Why Great Leaders Put Others’ Desires Above Their Own
Servant leadership focuses on the needs of employees and other stakeholders. It prioritizes these needs, placing them above those of the leader. Servant leaders recognize it’s their responsibility to ensure an organization and the individuals that make it up work optimally and in alignment with their purpose.
Instead of personal achievements, servant leaders focus on the development, growth, and well-being of the people they lead and the organizations they steward.
Here’s what defines a servant leader:
- Empathy. Servant leaders can place themselves in the shoes of others. Understanding how others feel and react to emotional triggers requires high levels of emotional intelligence.
- Example. Servant leaders are models of responsible and ethical behaviors for their followers.
- Active listening skills. To put others’ needs above their own, servant leaders must understand what those needs and desires are and what drives them. The active listening skills of the leaders contribute to creating a culture of listening, understanding, and cooperation in an organization.

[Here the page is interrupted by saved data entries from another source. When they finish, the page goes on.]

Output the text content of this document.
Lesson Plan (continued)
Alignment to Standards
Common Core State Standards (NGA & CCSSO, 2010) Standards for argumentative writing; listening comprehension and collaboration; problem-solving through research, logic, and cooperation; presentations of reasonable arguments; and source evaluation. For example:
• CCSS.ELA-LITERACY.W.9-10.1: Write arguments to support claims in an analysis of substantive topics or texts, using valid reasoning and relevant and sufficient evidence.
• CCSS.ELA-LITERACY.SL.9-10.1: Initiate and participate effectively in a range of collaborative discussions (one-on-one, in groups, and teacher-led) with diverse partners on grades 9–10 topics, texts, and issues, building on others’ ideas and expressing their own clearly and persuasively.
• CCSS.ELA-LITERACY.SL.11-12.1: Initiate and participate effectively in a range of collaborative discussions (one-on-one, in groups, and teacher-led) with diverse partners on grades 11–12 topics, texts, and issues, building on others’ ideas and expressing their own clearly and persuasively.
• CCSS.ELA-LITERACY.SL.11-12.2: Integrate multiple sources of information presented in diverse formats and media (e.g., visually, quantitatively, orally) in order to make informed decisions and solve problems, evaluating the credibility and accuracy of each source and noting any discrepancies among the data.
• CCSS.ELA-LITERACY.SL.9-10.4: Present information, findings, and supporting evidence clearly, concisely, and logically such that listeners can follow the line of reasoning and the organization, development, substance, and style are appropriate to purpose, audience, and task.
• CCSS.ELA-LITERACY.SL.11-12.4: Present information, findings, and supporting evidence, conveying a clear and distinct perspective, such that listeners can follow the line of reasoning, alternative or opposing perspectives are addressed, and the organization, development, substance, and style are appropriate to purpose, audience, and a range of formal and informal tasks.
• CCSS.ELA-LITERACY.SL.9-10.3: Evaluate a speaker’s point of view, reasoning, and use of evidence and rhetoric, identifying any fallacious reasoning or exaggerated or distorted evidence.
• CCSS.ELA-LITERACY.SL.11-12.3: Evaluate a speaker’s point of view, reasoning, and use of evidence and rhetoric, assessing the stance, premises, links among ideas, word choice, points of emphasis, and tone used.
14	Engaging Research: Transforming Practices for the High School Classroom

- Empowerment. Servant leaders understand that only by empowering employees can they effectively help them reach their full potential as a team and as individuals.
The goal of servant leadership is to secure employee engagement, development, and loyalty. In addition to covering the psychological needs of employees, servant leadership takes care of company needs most effectively and efficiently.
How Does Servant Leadership Benefit Organizations?
Servant leadership has a profound impact on organizational and individual performances. It prompts employees to assume psychological ownership of company goals and interests. Employees grow to see an organization as a community to which they belong and which values them.
Stronger Organizational Cultures
Leadership coaching is a steadfast advocate of coaching- and collaboration-focused organizational cultures. Positive cultures create strong, cohesive organizations and superior outcomes.
Whether they realize it or not, leaders all lead by example. They can’t preach things to people and do something else. People are sensitive to genuine manifestations of leadership. They can tell when their leaders are honest and genuine.
Servant leaders put others’ needs above their own. When seeing their leaders live by the tenets of servant leadership, employees feel inspired to follow suit. Everyone helping and coaching each other is the definition of a strong, coaching-focused company culture.
Confidence Boosts
Positivity begets positivity. A culture based on coaching and cooperation boosts the confidence of every individual employee and the entire team. Increased confidence translates to more openness toward helping others, creating a self-perpetuating virtuous cycle that keeps piling on the benefits.
Improved Job Satisfaction
Empowered, engaged, motivated, and valued employees are more likely to love their jobs, regardless of remuneration. Financial incentives may have flash-in-the-pan effects in this respect, but they can’t equal the power of genuine caring or a willingness to help.
Trust
Executive coaching specialists see trust as the currency of leadership. Trust makes up the capital leaders build through servant leadership and use for the benefit of an organization and its individual employees.
Organizational cultures born out of servant leadership generously dispense and generate trust. As people cooperate and help each other, they pass around trust, reinforcing the bonds and relationships that together comprise the culture and success potential of their organizations.
Leaders who put others’ needs and desires above their own create strong, success-prone organizational cultures where individuals thrive for the benefit of the community.